The Department of Energy expects to finally put in place the country’s first Renewable Energy Market (REM) by next year, a move that is expected to further boost investments in the local clean energy industry.
Energy Undersecretary Josefina Patricia Asirit told reporters that the establishment of this market would depend on the results of the study being conducted by the United States Agency for International Development (USAID) and World Bank.
Asirit explained that the USAID is providing technical assistance via the conduct of the first phase of the study on the REM. An inception report, which will contain the features of the REM, is expected to be completed soon.

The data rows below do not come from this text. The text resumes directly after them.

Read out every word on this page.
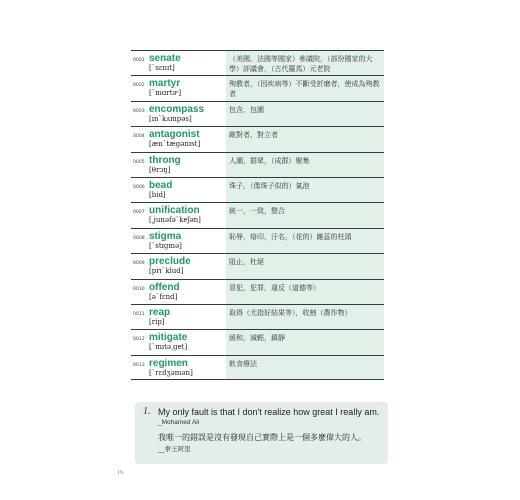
0001 senate
[ˋsɛnɪt]
（美國、法國等國家）參議院，（部份國家的大學）評議會，（古代羅馬）元老院
0002 martyr
[ˋmɑrtɚ]
殉教者，（因疾病等）不斷受折磨者，使成為殉教者
0003 encompass
[ɪnˋkʌmpəs]
包含，包圍
0004 antagonist
[ænˋtægənɪst]
敵對者，對立者
0005 throng
[θrɔŋ]
人潮，群眾，（成群）聚集
0006 bead
[bid]
珠子，（像珠子似的）氣泡
0007 unification
[͵junəfəˋkeʃən]
統一，一致，整合
0008 stigma
[ˋstɪgmə]
恥辱，烙印，汙名，（花的）雌蕊的柱頭
0009 preclude
[prɪˋklud]
阻止，杜絕
0010 offend
[əˋfɛnd]
冒犯，犯罪，違反（道德等）
0011 reap
[rip]
取得（尤指好結果等），收割（農作物）
0012 mitigate
[ˋmɪtə͵get]
緩和，減輕，鎮靜
0013 regimen
[ˋrɛdʒəmən]
飲食療法
1. My only fault is that I don't realize how great I really am.
_Mohamed Ali
我唯一的錯誤是沒有發現自己實際上是一個多麼偉大的人。
__拳王阿里
16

The second phase meanwhile will involve the World Bank, which provided a technical grant to craft the design for the REM.
Based on initial studies, Asirit said that the government may no longer create a new and separate market for renewable energy but may only include it as another commodity to be traded through the existing wholesale electricity spot market (WESM).
The REM is a critical mechanism for the RE industry as this will serve as a venue for the issuance, monitoring and, possibly, the trading of renewable energy certificates (RECs) which, in turn, will serve as proof of the energy companies’ compliance to the Renewable Portfolio Standards (RPS).
RPS is a mechanism provided under the Renewable Energy Act of 2008, which requires electricity suppliers/power distributors to source a portion of their electricity requirements from RE sources.
Based on the draft rules, the purpose of the RPS was “to contribute to the growth of the renewable energy industry by diversifying energy supply, spur socio-economic development in rural areas, and help address environmental concerns of the country by reducing harmful emissions.”
As such, Asirit stressed that the establishment of the REM must be consistent with the RPS rules.
The RPS rules must determine the fixed tariff to be paid for the electricity produced from each type of emerging renewable energy source.